Port flap serious test for Bush
Both parties in Congress call for more oversight - and this time, the public seems to agree.
WASHINGTON — Cooler heads are beginning to prevail. A week that began with veto threats from President Bush and sharp language aimed right back from Republicans has turned to sober briefings and a consideration of the facts.
But as the flap unfolds over a deal to transfer management of six major US ports to a Middle Eastern company, Mr. Bush faces a serious test of his political skill after blundering in dealings with members of his own party, analysts say. The man who once campaigned as a uniter appears to have done just that - uniting both parties against him.
And once again, in the wake of the furor over warrantless wiretapping, the White House and Congress are at loggerheads over national security, specifically over how much the executive branch needs to consult with legislators and submit to oversight. The difference is that, this time, the American public has latched onto the issue, and opposes the president's position.
Speaking to reporters after a Cabinet meeting Thursday morning, Bush offered reassurances that the ports-management deal involving a company based in the United Arab Emirates (UAE), Dubai Ports World, would not jeopardize American security. He also echoed Wednesday's comment from his press secretary that the White House "probably should have briefed Congress about [the deal] sooner."
"We'll continue to talk to people in Congress and explain clearly why the decision was made," Bush said Thursday, referring to a "sense of calm" that cabinet members are bringing to the issue.
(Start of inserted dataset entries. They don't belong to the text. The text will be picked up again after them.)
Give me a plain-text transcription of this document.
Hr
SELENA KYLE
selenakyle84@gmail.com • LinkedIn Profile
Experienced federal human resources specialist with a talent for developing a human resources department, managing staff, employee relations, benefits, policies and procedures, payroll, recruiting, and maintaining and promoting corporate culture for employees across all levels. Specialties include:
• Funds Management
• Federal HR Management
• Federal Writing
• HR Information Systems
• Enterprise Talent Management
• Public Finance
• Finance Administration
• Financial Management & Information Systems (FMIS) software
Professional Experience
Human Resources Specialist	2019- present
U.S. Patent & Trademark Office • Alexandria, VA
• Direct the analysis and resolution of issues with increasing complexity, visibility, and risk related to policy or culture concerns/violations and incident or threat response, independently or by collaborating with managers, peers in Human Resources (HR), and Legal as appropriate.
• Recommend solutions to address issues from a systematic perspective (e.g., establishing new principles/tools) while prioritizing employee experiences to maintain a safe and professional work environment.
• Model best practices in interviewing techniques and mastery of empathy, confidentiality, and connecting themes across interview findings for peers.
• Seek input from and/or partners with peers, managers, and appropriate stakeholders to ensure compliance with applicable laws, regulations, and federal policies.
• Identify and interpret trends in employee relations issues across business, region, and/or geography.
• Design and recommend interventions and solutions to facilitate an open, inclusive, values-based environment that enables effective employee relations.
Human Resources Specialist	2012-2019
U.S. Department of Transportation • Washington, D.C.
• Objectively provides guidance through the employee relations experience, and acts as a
Soon after, the Senate Armed Services Committee received an open briefing by several federal departments and agencies involved in the ports deal.
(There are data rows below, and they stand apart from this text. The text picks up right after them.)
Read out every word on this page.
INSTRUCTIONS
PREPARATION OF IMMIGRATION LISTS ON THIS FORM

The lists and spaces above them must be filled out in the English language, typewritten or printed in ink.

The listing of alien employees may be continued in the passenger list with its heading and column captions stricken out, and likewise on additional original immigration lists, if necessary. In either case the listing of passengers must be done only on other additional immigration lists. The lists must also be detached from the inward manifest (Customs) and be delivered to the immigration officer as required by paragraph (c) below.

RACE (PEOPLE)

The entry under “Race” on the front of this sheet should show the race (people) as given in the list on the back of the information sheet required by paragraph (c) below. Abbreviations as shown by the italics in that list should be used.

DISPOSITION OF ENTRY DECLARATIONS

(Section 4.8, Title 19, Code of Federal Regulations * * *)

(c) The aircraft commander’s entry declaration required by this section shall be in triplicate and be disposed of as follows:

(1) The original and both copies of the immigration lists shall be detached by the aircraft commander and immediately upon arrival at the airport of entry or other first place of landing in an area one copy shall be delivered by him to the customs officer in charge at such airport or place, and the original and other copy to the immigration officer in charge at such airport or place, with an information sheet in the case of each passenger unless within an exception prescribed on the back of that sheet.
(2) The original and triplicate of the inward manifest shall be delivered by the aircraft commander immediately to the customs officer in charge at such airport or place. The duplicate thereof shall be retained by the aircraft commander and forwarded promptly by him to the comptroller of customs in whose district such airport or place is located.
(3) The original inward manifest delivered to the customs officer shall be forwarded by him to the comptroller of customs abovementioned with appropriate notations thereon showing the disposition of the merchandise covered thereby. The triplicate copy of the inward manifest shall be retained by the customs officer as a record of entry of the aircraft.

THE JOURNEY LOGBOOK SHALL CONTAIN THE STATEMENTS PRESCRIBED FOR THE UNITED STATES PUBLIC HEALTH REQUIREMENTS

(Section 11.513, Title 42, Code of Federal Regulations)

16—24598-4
Bush is juggling many interests as he seeks to tamp down the controversy. On the world stage, he is keen on promoting American interests in the globalized economy. In the war on terror, he needs friends around the world, calling the UAE a "valuable ally." Domestically, with his political capital low, he needs to maintain a good working relationship with Congress in order to further his agenda. And with the American people, he cannot afford to sink any lower in job approval, lest he turn himself into a liability in the Republican battle to maintain control of Congress.
Homeland security is Bush's strongest issue in the polls, and at the beginning of the week, he had appeared to jeopardize that strength by taking the unpopular position on the ports deal.
"There's an inherent American fear that their ports are vulnerable and they are made even more so by this deal," says Marshall Wittmann, a senior fellow at the Democratic Leadership Council. "Whether it's based on facts or fears is another matter, but it's real and it's bipartisan and it's visceral.... This is one of those rare moments where the Democrats are handed a wedge issue against Republicans on national security. They're not going to give the administration any leeway."
The unfortunate fact for Bush is that, while he counts the UAE as a loyal friend in the war on terror, two of the 9/11 hijackers came from there. The 9/11 Commission report states that "the vast majority of the money funding the Sept. 11 attacks flowed through the UAE."
The US federal agencies in the Committee on Foreign Investment in the US, which vetted the sale of the management of six US ports - in New York, Newark, Philadelphia, New Orleans, Baltimore, and Miami - had concluded that Dubai Ports World (which is owned by the government of Dubai, one of the UAE emirates) would have no bearing on security at the ports. Security is handled by the US Coast Guard and Customs Service. It has been revealed that the Dubai company agreed to special provisions aimed at ensuring US security.
Analysts doubt the conflict between Bush and Congress will reach the point of a presidential veto of a bill to overturn or inject more oversight into the UAE deal. After more than five years in office, Bush has yet to veto a single bill, and it hardly makes sense politically for the first veto to come on a piece of national security legislation supported by most of the Republican Party, Mr. Wittmann says.
The sense that a veto will be averted was reflected in a comment Wednesday by Sen. John Warner (R) of Virginia, chairman of the Armed Services Committee, on Fox News: "I anticipate that the views of the commander in chief will eventually prevail, and that the country will settle back and suddenly realize - maybe not suddenly, but gradually realize - that the administration did the right thing."
What continues to strike political analysts is how Bush handled the controversy when it first burst forth. The White House has acknowledged that Bush was not in on the decision, but under the approval process laid out in the 1975 law that established the Committee on Foreign Investment in the United States, the president's direct involvement was not required.
Still, having found out that the port-management sale by a British firm to Dubai World Ports could bring negative political fallout, Bush jumped in with a threat to veto any legislation killing or delaying the deal.
"He nailed his colors to the mast in a way that was striking," says James Pfiffner, a professor of public policy at George Mason University. "Politically, it might have been wise, once Bush found out, to touch base [with Congress] instead of jumping out in front of it."